Best Wishes to all our readers. Be safe, be happy and be warm.
December 24th- Christmas Eve
The snow has gone, in its place rain. The kids wanted a white christmas but the adults are probably happy to see the warmer rain here in the UK. Investigations should begin as to why the local authorities didn't salt the sidewalks. A disgrace.
At Christmas the UK Government always puts out the bad news - so it is no surprise that University funding is to be drastically reduced. Job cuts will face staff when they return from the holidays. I am probably alone in being in synch with the Government that courses should be shorter and more practice based. My colleagues wouldn't agree - as many don't have experience of working outside of education. I'd like to see a lot more people from 'industry' whatever it is, media, engineering, print or health for example coming into higher education and re-writing and teaching on the courses, making them more relevant and practical. It would serve students well and make it easier for them to get jobs. So bring it on.
Meanwhile Iran seethes, our soldiers perish in Afghanistan, bankers buy Bentleys. Little change there. If 2010 brings us anything, I'd like it to be clarity and culpability. I'd like a better reason for why we are in Afghanistan and a date when we will leave. I'd like to believe the economy will get better, but since I know so many will lose their jobs in the public sector, (including myself) I suspect it might get worse. Meanwhile here's to President Obama getting his health care plan approved. A very worthwhile achievement if he can.
Dec 17th:
Half of November here was sun and mild weather then we got hit for six with floods and gales. Immediately everyone gets excited about global warming and seeing ‘2012’ at the movies doesn’t help (fun though that was to see most of the world population perish). I don’t want to spoil the Climate Change party, but we have had weather before y’know. The Bible, as I recall has one rather large flood in it. Denmark made the headlines all this week and no doubt they will come up with 'solutions' that will cost us all plenty. Meanwhile billionaires swap carbon emission trading permits and make billions and it does absolutely nothing for the planet. Marianne de Nazareth, one of our regular correspondents was at the Climate Change shindig in Denmark and you will find her reports on the main page. One thing stands out from her remarks though 'Where are all the scientists? All we meet are politicians'. It didn't bode well for conference success.
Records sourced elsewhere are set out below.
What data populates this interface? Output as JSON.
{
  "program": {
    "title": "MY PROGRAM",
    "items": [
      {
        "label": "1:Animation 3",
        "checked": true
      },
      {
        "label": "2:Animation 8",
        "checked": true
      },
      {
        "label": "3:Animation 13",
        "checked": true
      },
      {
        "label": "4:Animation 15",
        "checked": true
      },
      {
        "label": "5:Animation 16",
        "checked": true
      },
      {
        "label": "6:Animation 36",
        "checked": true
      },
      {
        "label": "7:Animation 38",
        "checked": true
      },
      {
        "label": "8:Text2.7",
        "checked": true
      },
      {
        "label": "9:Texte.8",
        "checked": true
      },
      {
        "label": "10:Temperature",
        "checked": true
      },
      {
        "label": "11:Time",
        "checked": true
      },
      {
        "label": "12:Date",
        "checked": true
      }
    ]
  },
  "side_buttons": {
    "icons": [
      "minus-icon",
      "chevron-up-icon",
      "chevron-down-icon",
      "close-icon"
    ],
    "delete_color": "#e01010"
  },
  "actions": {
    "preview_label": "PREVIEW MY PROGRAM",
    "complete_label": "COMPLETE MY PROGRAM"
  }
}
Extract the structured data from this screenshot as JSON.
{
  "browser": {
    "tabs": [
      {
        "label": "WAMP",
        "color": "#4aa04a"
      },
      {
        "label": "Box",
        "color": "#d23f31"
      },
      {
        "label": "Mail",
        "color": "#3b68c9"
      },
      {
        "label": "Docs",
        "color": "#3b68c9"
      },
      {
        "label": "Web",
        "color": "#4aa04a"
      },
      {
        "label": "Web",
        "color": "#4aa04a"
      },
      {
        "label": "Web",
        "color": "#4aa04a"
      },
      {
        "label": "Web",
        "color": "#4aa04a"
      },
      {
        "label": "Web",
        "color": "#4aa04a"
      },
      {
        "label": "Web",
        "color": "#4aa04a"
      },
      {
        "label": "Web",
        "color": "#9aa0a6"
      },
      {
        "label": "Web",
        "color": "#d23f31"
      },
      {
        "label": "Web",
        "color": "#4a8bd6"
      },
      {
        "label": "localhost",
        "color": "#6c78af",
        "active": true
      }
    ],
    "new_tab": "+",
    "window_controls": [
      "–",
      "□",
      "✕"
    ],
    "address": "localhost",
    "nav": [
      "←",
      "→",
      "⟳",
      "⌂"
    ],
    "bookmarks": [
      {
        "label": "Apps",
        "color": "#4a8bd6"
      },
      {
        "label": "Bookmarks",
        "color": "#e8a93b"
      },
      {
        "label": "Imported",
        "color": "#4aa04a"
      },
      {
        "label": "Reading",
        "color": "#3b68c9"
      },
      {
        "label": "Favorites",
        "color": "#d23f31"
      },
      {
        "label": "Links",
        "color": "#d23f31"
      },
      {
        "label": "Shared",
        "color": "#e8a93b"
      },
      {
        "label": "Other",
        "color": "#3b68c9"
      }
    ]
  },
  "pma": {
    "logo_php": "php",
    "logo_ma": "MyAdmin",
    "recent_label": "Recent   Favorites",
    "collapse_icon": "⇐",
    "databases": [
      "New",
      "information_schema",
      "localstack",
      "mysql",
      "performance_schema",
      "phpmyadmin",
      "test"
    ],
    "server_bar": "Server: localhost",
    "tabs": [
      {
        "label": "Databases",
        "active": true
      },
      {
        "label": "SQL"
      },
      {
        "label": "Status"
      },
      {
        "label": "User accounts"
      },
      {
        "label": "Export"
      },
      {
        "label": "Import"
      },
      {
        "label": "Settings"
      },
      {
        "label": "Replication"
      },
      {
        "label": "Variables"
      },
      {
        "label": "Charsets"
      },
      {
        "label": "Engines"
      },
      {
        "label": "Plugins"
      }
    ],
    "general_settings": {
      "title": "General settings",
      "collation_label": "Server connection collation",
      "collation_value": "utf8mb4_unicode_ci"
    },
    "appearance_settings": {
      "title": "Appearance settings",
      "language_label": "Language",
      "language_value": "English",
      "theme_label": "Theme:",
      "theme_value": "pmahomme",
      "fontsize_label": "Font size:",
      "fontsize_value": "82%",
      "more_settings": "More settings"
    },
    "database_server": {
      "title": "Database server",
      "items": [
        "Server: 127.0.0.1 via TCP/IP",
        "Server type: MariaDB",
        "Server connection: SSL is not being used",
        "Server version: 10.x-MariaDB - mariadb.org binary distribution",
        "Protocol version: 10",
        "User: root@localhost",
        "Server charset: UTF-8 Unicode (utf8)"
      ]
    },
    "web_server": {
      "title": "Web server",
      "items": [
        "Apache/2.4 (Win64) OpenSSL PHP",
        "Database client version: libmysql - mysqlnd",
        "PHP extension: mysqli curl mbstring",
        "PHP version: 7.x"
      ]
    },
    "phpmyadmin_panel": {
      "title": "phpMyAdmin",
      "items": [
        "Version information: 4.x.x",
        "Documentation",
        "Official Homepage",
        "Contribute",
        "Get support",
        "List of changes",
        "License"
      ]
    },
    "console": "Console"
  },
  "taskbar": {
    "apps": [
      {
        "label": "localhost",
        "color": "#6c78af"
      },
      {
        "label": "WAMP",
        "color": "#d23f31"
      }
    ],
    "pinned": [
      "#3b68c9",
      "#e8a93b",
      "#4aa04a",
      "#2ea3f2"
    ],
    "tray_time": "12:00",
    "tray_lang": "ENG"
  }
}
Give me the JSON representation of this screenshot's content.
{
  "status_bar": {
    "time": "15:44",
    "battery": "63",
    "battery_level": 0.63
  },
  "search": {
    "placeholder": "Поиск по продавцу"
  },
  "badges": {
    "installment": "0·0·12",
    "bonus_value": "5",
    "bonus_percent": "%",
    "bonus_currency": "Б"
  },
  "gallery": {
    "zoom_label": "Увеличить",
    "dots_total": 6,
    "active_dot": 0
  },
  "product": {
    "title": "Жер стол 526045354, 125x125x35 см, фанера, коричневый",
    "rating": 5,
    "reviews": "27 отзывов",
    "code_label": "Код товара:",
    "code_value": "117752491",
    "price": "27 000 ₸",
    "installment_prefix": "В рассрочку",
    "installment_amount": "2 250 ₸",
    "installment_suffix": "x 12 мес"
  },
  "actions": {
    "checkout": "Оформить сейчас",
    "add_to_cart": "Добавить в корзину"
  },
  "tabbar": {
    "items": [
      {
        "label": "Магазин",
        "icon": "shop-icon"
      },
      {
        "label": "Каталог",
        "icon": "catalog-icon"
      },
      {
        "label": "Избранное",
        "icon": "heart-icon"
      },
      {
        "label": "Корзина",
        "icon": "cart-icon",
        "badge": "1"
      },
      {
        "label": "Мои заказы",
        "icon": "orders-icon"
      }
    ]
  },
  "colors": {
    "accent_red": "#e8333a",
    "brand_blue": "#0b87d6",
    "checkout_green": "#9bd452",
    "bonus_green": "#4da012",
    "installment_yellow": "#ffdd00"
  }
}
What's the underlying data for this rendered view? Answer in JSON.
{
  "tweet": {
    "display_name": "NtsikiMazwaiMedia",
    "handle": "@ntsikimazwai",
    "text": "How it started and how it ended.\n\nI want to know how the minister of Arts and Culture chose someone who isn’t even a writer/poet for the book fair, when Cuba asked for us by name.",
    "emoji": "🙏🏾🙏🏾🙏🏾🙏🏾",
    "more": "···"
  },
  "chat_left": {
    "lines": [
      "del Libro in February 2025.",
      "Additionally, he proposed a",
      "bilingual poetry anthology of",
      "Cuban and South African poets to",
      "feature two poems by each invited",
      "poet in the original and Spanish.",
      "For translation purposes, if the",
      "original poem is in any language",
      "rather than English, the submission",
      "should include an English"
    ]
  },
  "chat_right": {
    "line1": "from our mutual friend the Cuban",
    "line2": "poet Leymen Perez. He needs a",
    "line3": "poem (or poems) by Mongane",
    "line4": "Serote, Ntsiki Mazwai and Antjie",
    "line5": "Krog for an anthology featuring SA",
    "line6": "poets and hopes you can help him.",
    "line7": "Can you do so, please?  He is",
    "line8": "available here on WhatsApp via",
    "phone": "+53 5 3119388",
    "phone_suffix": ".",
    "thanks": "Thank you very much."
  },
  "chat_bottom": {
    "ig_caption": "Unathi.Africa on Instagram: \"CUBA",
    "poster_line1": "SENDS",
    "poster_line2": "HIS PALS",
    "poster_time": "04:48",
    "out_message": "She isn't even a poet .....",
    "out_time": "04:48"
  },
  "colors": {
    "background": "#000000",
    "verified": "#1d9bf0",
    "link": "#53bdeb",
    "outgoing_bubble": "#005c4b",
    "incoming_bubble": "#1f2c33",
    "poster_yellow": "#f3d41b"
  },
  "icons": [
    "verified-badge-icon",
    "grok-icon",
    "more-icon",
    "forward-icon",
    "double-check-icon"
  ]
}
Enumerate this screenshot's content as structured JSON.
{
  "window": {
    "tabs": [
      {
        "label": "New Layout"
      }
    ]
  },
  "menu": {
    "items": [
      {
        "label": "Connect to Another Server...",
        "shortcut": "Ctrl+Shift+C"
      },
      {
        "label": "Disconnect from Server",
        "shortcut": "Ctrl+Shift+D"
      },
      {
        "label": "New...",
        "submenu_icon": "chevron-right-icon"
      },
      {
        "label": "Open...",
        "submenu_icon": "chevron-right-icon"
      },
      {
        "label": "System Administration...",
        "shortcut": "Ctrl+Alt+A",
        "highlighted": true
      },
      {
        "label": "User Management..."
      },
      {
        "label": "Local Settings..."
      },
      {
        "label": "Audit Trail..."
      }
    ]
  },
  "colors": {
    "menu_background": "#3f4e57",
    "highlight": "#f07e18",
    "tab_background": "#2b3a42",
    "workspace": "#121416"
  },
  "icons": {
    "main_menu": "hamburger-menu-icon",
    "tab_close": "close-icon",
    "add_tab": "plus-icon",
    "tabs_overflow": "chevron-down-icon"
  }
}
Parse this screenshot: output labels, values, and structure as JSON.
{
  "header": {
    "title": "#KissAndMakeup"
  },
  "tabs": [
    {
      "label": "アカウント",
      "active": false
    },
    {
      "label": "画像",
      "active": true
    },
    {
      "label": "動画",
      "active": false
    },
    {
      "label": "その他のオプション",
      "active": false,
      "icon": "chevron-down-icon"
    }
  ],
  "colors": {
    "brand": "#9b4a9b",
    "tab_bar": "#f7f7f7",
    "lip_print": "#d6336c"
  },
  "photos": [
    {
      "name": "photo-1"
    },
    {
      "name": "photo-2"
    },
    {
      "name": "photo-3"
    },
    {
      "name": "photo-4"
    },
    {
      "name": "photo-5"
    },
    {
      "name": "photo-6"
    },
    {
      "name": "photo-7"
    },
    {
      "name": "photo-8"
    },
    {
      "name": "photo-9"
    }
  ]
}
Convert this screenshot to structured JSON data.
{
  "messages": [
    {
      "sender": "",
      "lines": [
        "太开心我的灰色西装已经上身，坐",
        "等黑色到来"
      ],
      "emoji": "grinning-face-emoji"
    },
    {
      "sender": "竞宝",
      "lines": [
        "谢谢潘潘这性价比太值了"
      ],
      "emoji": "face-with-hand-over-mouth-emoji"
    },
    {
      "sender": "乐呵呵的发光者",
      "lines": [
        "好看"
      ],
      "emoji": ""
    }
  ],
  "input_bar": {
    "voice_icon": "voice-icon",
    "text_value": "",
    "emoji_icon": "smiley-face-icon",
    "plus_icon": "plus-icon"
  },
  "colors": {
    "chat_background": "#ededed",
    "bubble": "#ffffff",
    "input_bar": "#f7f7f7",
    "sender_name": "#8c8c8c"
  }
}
I find it amusing as the Climate Conference closed in bitter acrimony last weekend in Copenhagen that the weather was freezing cold - just like it is supposed to be in December. In fact, it is freezing in Vancouver, Toronto, even Bayonne in South-West France and of course in Moscow... Everyone must be thinking, well - what exactly happened to the global warming and mild winters Al Gore goes on about. If it is this cold here, surely the Artic can't be melting? Still less completely disappear in five years. Prince Charles claims 'the door of opportunity is closing. We have just seven years left'. And then? He's alright, he owns mountain property. The floodwaters can rise all they like but he won't drown.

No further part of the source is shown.